© Anne Zeiser
Transmedia Marketing: From Film and TV to Games and Digital Media covers key definitions, tenets, and best practices of marketing and promotion. It approaches marketing and audiences from a unique scientific, anthropological, sociological, and psychological perspective.
Because it taps into universal human instincts and yearnings, Transmedia Marketing will help you harness your inner marketer so that your entertainment or media project soars.

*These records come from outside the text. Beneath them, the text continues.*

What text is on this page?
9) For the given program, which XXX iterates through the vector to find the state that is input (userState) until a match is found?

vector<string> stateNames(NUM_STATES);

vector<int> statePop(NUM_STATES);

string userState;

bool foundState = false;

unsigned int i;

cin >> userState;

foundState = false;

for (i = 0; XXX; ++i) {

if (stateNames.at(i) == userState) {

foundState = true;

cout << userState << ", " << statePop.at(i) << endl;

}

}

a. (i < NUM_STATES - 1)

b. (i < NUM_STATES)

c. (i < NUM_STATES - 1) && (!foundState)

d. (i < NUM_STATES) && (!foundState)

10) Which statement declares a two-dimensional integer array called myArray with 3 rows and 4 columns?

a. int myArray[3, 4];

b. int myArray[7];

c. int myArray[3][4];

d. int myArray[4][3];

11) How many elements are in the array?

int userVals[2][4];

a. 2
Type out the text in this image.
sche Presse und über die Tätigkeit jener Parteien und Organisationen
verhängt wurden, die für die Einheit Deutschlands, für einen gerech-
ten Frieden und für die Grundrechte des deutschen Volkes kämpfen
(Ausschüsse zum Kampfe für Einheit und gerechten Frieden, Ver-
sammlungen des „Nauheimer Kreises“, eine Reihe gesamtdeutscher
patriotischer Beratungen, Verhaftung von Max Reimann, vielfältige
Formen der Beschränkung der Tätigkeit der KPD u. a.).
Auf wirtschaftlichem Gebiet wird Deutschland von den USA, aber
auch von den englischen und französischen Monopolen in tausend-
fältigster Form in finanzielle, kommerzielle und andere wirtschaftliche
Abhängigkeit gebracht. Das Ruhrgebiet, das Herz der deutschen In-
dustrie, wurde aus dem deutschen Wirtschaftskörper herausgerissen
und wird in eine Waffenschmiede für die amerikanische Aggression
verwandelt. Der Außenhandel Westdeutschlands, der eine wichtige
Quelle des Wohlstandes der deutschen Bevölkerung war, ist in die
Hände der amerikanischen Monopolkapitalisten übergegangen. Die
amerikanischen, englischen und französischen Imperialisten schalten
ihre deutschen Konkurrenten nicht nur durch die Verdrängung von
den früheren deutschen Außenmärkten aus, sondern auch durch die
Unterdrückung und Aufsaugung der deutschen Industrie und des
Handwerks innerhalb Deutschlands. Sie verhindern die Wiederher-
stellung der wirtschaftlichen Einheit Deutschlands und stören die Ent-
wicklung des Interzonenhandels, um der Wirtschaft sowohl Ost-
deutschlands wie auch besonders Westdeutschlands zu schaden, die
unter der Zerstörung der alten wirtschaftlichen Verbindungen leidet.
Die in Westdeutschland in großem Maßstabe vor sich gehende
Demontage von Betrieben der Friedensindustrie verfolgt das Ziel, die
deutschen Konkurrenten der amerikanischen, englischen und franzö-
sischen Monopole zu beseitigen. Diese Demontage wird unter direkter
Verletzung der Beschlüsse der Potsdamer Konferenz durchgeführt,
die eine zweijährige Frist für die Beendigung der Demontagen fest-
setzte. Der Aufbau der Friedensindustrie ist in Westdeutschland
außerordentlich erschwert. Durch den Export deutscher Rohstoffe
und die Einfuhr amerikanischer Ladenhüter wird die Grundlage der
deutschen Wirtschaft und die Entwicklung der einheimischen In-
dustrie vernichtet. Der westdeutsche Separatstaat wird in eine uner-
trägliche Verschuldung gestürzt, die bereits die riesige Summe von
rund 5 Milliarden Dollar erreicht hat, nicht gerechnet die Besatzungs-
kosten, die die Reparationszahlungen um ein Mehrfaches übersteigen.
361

Marketing Is Fun and Scientific
In what profession can you invest years perfecting your craft, yet the guy in the supermarket thinks he knows as much as you? Marketing, for one. Everyone has something righteous to say about the latest YouTube video sensation or Super Bowl ads. That’s because marketing is downright fun!
And, it’s integral to life on Earth. The bright colors or aroma in flowers advertise the hidden sweet nectar to birds, bees, and butterflies, with the ulterior motive of pollination.
Moses’ Ten Commandments were simply headlines or taglines for an entire moral code of conduct.
Marketing appeals to us all because it taps into a basic human need—to persuade. Being good persuaders gave Neanderthals advantages in terms of food, territory, and political alliances. Having strong marketing skills provides a distinct evolutionary advantage.
At heart, good marketers are cultural or social anthropologists. Rather than tell audiences what to do, they watch audiences in their natural states to see what truly believe and what motivates them. Because the fulfillment of deep-seated human needs or desires impels people to act, audiences must derive a benefit from watching a film, buying a DVD, or telling a friend.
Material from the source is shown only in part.